The Second Conference on
Water Resource Sustainability Issues on Tropical Islands
December 1 - 3, 2015 | Hilton Hawaiian Village | Honolulu, Hawaii
Water Resources Research Center (WRRC), Hawaii and American Samoa
Water and Environmental Research Institute (WERI), Guam
Puerto Rico Water Resources and Environmental Research Institute (PRWRERI), Puerto Rico
The Virgin Islands Water Resources Research Institute (VI-WRRI), U. S. Virgin Islands
University of Hawaii Sea Grant College Program
University of Hawaii Department of Geology and Geophysics
USGS Pacific Islands Water Science Center (PIWSC), Honolulu, Hawaii
National Institutes for Water Resources (NIWR)
United States Geological Survey (USGS)
The 2015 conference will build on discussions and interactions from a previous conference hosted by the four Island Institutes (WRRC, WERI, PRWRERI, and VI-WRRI) in Honolulu, Hawaii from November 14–16, 2011. The intention of these discussions is to strengthen the synergism between researchers working in the State of Hawaii, U.S. affiliated islands in the Pacific, U.S. Virgin islands, and Puerto Rico, and to develop solutions and ideas on water resources issues that are particularly relevant to tropical islands.

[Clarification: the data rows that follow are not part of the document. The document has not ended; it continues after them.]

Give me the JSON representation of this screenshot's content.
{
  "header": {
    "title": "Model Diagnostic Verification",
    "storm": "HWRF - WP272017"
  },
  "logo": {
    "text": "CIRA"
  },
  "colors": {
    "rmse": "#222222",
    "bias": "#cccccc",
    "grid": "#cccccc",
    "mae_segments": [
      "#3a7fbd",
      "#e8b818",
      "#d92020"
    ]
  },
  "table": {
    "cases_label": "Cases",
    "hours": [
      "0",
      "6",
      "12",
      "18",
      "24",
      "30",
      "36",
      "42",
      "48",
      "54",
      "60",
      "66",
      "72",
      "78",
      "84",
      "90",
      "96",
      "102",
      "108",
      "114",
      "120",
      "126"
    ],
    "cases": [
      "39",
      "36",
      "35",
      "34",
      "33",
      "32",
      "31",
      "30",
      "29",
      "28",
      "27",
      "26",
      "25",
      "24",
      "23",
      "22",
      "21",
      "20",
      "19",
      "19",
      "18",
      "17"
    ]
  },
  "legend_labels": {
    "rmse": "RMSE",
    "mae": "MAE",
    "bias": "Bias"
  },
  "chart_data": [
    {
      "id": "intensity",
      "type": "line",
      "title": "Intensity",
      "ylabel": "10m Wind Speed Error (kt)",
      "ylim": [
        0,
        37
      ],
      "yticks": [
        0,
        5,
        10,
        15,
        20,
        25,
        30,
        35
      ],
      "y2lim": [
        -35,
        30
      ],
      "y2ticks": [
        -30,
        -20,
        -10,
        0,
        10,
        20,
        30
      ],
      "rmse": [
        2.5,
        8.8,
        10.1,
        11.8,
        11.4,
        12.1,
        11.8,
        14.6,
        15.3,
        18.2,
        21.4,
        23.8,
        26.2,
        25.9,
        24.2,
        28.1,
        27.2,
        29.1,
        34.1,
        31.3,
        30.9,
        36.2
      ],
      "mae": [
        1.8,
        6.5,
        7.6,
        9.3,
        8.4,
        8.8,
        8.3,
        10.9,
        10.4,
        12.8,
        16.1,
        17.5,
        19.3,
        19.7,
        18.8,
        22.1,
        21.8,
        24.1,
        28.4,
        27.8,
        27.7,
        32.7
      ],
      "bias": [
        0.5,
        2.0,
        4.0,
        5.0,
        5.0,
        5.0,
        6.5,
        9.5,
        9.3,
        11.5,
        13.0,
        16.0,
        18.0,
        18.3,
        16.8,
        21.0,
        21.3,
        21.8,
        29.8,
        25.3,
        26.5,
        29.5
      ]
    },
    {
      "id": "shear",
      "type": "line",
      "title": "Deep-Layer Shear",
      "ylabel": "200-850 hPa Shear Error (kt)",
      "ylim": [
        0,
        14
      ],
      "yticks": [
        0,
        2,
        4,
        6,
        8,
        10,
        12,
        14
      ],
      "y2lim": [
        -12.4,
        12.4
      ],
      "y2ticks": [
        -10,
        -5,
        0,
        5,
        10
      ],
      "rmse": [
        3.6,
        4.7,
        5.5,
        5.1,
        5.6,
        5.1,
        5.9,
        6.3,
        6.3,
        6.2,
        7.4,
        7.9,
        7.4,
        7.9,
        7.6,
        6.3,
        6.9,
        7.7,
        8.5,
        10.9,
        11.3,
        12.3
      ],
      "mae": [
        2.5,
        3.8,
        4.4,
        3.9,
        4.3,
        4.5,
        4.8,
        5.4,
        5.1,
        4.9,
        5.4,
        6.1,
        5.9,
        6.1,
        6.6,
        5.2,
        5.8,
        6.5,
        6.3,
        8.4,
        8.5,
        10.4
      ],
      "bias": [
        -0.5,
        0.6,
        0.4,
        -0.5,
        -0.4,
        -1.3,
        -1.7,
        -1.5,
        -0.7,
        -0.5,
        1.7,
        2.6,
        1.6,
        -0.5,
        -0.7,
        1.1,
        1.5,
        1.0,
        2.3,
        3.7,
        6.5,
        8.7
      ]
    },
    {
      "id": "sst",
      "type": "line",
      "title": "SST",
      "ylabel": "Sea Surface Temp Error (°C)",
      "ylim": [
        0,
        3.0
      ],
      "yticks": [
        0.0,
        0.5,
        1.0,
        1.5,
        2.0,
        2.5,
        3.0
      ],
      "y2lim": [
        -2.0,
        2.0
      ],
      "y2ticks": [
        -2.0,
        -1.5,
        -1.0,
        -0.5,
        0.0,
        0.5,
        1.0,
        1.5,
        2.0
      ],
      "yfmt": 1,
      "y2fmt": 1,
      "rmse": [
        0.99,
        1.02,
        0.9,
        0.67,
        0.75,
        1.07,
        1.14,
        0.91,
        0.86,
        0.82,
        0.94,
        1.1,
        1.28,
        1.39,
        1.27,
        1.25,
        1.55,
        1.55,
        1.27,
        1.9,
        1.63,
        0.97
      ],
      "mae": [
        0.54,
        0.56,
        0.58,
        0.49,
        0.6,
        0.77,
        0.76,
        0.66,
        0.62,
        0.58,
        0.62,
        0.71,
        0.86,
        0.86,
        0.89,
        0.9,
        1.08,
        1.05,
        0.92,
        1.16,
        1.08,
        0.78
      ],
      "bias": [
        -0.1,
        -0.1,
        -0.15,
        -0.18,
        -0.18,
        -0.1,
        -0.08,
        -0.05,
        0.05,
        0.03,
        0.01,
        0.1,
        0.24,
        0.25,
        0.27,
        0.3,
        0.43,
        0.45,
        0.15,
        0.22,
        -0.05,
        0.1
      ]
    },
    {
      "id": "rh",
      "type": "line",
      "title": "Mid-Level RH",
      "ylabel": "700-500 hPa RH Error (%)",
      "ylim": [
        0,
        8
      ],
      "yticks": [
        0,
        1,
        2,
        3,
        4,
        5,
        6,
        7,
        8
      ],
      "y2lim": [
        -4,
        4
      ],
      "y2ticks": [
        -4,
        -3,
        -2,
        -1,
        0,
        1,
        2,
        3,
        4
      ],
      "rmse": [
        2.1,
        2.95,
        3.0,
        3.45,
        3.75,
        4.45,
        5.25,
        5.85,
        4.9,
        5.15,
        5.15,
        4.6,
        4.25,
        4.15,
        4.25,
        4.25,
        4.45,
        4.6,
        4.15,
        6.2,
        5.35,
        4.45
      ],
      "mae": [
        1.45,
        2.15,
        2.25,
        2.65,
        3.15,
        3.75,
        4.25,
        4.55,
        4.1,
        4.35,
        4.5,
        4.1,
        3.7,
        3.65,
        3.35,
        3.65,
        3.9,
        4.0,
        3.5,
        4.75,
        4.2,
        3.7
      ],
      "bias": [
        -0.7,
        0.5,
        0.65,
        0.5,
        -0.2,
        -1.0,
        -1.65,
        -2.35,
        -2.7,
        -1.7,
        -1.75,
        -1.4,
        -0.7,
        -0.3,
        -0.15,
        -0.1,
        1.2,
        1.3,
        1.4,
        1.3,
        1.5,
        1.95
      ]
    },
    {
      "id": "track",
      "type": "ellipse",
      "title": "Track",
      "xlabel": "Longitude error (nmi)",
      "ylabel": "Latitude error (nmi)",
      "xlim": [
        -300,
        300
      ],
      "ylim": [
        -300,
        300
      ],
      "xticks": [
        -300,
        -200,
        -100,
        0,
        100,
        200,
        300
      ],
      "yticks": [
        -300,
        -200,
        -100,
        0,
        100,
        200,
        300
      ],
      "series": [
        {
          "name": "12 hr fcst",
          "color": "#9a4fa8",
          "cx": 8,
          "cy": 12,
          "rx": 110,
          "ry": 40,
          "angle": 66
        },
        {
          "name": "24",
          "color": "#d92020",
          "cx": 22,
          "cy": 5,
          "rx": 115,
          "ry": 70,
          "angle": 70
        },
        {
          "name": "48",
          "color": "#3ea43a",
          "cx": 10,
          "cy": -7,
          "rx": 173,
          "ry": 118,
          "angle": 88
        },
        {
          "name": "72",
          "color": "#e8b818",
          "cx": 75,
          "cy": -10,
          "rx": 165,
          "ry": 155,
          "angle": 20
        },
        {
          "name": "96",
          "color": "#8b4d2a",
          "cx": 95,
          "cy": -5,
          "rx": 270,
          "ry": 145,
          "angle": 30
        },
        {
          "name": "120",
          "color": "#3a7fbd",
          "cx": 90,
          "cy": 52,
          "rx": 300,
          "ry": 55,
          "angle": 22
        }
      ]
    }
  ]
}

The conference will last for three days with poster and oral sessions. The meeting will close with a panel discussion attended by directors from hosting organizations to discuss core research capabilities and gaps, focus areas, and opportunities and plans for collaborative work in tropical islands. Selected authors of significant contributions will be invited to submit manuscripts that will be published in a proceeding volume.
Island communities are faced with a unique set of environmental and cultural issues pertinent to the management of water resources. Fresh water resources are under threat on many islands as the result of both overuse and contamination. Ocean waters in these tropical regions are ecologically sensitive and valuable, and similarly threatened by pollution. On some islands, sea level rise is degrading groundwater resources.
Most island communities are heavily dependent on importing essentials, such as food, fuel, and manufactured goods to satisfy their resource needs. In addition, population growth is putting increasing pressure on water resources. It is imperative that these threats to the welfare of island communities be addressed by sound scientific research before they reach crisis proportions. To prevent water shortages, sustainable management and protection of island water supplies is even more critical than it is on the continents, as island communities have no water resources for importation. Those tasked with resource protection and management need access to scientifically sound research that is specific to island environments.
The above issues are universal to island states, yet researchers in these far-flung and isolated places seldom have the opportunity to share knowledge and experience with one another, as they mainly work in isolation. The great distance that separates most island states from the larger centers of academia and government means that there is a less frequent exchange between researchers on the islands and their colleagues in the major population centers. Enhanced communication and collaboration between island researchers can provide a vital, synergistic link, which will strengthen all research programs. It is a truism that the greatest scientific advances usually result from a collaboration of researchers working together.